Evidence of Possibility

Evidence of Possibility
14 October 2023
{{B:Evidence of Possibility }}is a two-person exhibition by regional artists, Mark King and Rodell Warner.
Mark King is a Barbadian interdisciplinary artist working in photography, installation, fashion, and sculpture, and Rodell Warner is a Trinidadian artist working primarily in new media and photography, whose works assume various forms in a process of exploration and rediscovery. Together, King and Warner present the “evidence of possibility”, pushing each other past the boundaries of their respective practices at the intersection of fine art, research, and technology. This exhibition features AI-generated images on aluminum, ceramic sculptures, and textiles.
King and Warner both view this exhibition as a “presentation of a plethora.” Collaborating through the exchanging of ideas and notes, both artists engage technology at its most advanced state and its rudimentary form to convey the relationship between humanity, innovation, and process.
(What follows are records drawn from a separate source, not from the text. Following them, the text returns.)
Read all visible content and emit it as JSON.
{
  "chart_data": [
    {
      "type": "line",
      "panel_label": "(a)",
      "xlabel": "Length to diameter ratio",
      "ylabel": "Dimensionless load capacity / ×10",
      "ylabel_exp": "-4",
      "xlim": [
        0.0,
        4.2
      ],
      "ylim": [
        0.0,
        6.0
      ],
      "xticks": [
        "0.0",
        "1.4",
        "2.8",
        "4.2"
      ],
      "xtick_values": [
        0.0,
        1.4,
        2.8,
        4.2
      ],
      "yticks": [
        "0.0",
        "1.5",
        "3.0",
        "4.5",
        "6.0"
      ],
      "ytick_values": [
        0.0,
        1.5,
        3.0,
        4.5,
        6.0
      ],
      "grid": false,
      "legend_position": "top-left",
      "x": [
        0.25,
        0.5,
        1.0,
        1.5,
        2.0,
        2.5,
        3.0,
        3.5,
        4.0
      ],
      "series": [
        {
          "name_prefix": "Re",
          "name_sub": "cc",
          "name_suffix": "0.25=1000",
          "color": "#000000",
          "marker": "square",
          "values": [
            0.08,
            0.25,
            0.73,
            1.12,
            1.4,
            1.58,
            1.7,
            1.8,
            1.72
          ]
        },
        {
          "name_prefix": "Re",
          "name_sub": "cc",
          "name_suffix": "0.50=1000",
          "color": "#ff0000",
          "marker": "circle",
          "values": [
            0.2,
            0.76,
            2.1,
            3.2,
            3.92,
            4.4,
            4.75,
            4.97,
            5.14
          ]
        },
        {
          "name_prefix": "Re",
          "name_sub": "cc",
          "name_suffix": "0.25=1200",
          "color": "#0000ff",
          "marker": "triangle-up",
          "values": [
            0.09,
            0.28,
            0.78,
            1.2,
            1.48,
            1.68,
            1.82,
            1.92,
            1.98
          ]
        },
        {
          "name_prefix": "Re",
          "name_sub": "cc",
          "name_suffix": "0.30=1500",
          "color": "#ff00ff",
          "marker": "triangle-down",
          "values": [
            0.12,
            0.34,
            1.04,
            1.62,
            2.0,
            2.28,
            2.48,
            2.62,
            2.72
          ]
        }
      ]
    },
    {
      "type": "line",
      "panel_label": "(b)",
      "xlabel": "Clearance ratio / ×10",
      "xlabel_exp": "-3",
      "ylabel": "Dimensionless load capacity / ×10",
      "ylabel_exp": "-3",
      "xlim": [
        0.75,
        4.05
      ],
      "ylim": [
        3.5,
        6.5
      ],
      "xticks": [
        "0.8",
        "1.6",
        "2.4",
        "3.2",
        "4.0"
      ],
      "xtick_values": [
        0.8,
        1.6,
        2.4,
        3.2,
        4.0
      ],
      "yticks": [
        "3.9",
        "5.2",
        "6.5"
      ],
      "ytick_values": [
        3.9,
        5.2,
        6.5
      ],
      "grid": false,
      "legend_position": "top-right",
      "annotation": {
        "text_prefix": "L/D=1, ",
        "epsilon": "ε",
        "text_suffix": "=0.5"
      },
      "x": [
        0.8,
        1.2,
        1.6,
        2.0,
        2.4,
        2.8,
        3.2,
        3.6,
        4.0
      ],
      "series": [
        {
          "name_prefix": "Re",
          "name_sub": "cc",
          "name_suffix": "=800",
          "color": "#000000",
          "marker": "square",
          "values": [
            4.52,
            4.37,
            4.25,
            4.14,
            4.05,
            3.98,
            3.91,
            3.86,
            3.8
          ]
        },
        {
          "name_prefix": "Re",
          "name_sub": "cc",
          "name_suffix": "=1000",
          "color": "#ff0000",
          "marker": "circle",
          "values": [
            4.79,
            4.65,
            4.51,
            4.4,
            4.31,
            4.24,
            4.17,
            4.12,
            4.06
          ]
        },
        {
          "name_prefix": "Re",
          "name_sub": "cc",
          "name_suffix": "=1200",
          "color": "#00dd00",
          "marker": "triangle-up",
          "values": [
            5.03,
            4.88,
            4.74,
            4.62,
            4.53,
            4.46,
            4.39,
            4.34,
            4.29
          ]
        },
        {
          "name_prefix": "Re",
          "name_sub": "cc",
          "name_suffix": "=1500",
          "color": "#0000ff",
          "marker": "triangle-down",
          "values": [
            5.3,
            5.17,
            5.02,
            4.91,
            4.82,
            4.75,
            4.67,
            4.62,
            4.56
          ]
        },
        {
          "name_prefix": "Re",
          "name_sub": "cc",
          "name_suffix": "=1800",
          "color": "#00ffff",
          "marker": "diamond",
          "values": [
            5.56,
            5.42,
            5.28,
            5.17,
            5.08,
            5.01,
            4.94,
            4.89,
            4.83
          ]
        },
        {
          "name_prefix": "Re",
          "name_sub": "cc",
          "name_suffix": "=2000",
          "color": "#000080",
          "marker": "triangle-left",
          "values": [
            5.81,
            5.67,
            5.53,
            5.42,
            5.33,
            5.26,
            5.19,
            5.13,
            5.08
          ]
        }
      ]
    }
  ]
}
This exhibition–which can be seen as the contemporary descendant of the classical “Wunderkammer”–is a manifestation of curiosity, play, and new ways of archive-making. For this exhibition, his second at TERN gallery, Warner collaborated with AI software to create a fictitious archive of an alternative history of the Caribbean. He posed the central question: “What if?” and allowed this to lead him into a technologically-imagined space. What if persons from the African diaspora came by their own will to the Caribbean, co-existed with the Indigenous people, and all benefited from the land and grew in wealth? How would this alternative history be visualized in the contemporary archive? Warner shared, “What would their lives look like? So I started imagining, instead of the clothes that you usually see them wearing in extant historical records, what could or would their fashion look like?” He prompted the software “to generate suits and dresses, headdresses and jewelry” for these people with materials that he believed would be found in their immediate environment. These amalgamations of landscapes, environments, and people become grotesque yet beautiful possibilities that have been rendered onto small 5 x 5-inch aluminum plates. The audience can also expect to see more iterations of Warner’s video prints from his new series, “Terraria,” which are encased plant life found in the regional terrain.